Things You'll Need
- Earth-bottomed pond
- 5- to 7-inch-long channel catfish fingerlings
- 3-inch-long trout fingerlings
- Trout cages
- High-quality floating fish food
- High-quality sinking fish food
- Feeding ring
- Small row boat (optional)
- Seine net
Instructions
Purchase healthy channel catfish fingerlings from your local hatchery, and stock your pond in the amount of 500 fish per acre, if you are feeding on a daily basis. These catfish will reach a harvestable size in a single growing season. Purchase healthy 3-inch-long trout fingerlings from your local hatchery. The pond can be stocked with 1,000 fish per square acre when you are using cages. Both these stocking figures are half the recommended quantity because the two different species will be raised together in the same pond.
Buy catfish fingerlings that are 5 to 7 inches long, and release them into the pond. After 160 days, these young fish will weigh about 1 pound.

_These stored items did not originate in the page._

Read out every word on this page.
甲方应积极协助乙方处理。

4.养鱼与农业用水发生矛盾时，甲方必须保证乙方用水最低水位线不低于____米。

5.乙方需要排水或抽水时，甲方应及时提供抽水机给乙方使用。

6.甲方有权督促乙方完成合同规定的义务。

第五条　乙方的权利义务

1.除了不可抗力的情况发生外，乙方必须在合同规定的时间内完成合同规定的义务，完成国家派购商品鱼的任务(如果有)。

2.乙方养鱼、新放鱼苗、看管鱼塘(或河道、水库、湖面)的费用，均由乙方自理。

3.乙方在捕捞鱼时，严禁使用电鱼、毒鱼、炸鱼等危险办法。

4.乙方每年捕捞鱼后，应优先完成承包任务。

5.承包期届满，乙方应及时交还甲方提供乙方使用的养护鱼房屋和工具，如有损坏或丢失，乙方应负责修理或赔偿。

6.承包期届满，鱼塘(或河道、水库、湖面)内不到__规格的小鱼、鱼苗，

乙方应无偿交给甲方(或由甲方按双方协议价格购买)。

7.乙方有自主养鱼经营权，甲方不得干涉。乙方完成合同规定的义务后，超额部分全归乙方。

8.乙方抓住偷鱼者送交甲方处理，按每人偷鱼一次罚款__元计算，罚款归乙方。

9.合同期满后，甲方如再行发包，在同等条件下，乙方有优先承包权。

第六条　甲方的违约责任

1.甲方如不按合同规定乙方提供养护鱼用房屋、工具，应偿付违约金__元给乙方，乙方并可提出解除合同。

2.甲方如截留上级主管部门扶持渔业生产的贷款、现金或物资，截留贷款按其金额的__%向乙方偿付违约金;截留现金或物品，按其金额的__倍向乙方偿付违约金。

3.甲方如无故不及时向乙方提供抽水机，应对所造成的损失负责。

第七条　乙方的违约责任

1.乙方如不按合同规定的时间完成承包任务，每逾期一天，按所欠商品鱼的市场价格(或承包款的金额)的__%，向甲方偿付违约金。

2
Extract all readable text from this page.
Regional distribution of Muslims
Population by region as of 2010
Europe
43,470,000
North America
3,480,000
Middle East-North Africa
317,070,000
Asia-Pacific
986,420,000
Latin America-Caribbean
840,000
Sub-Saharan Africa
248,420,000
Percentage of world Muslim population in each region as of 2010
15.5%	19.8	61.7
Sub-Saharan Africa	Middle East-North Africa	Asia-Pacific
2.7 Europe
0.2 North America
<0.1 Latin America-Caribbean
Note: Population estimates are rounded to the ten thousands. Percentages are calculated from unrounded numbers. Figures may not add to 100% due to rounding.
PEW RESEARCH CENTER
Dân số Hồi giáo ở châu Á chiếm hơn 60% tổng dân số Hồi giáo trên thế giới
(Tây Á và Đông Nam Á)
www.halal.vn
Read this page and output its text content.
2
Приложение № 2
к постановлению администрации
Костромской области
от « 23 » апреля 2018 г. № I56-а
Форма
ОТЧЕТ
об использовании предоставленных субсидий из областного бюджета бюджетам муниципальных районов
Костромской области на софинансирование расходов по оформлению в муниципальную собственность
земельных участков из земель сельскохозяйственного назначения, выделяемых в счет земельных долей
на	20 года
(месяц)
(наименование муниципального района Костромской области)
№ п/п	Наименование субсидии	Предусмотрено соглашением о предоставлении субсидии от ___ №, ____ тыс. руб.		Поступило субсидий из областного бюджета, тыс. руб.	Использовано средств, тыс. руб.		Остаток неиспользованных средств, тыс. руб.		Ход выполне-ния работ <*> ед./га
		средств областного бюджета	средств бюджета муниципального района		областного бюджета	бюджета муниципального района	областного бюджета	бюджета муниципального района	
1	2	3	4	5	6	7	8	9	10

Place your trout fingerlings into the cages, and space the cages evenly throughout the pond to allow the water to circulate through them. Cages can range in size from 4-foot-square units to cages that are 8 feet long by 4 feet wide by 4 feet high.
Obtain a high-quality fish pellet that contains 28 percent to 36 percent crude protein. These pellets should also be vitamin and mineral enriched. Opt for floating pellets for your catfish so you can monitor the fishes' health when they surface to feed. Your trout will need to be fed on sinking pellets, which must be distributed over the water surface, directly above the cages.
Place a feeding ring on the surface of the water, and secure it to a jetty or tree on the bank of the pond. These rings prevent the pellets from being driven into the reeds or other aquatic vegetation growing along the bank by the wind. There is less waste and less pollution when feeding floating pellets to the catfish, which should receive food two to three times per day. Also feed the trout two to three times daily. Depending on the size of your pond, you may need to feed the trout from a small row boat.
Drain the pond to just above the top of the cages when preparing for a large annual harvest of fish. Use a seine net to capture the catfish since they will become concentrated in the shallow water. Your trout can be harvested by lifting and removing the cages in which they have been cultured.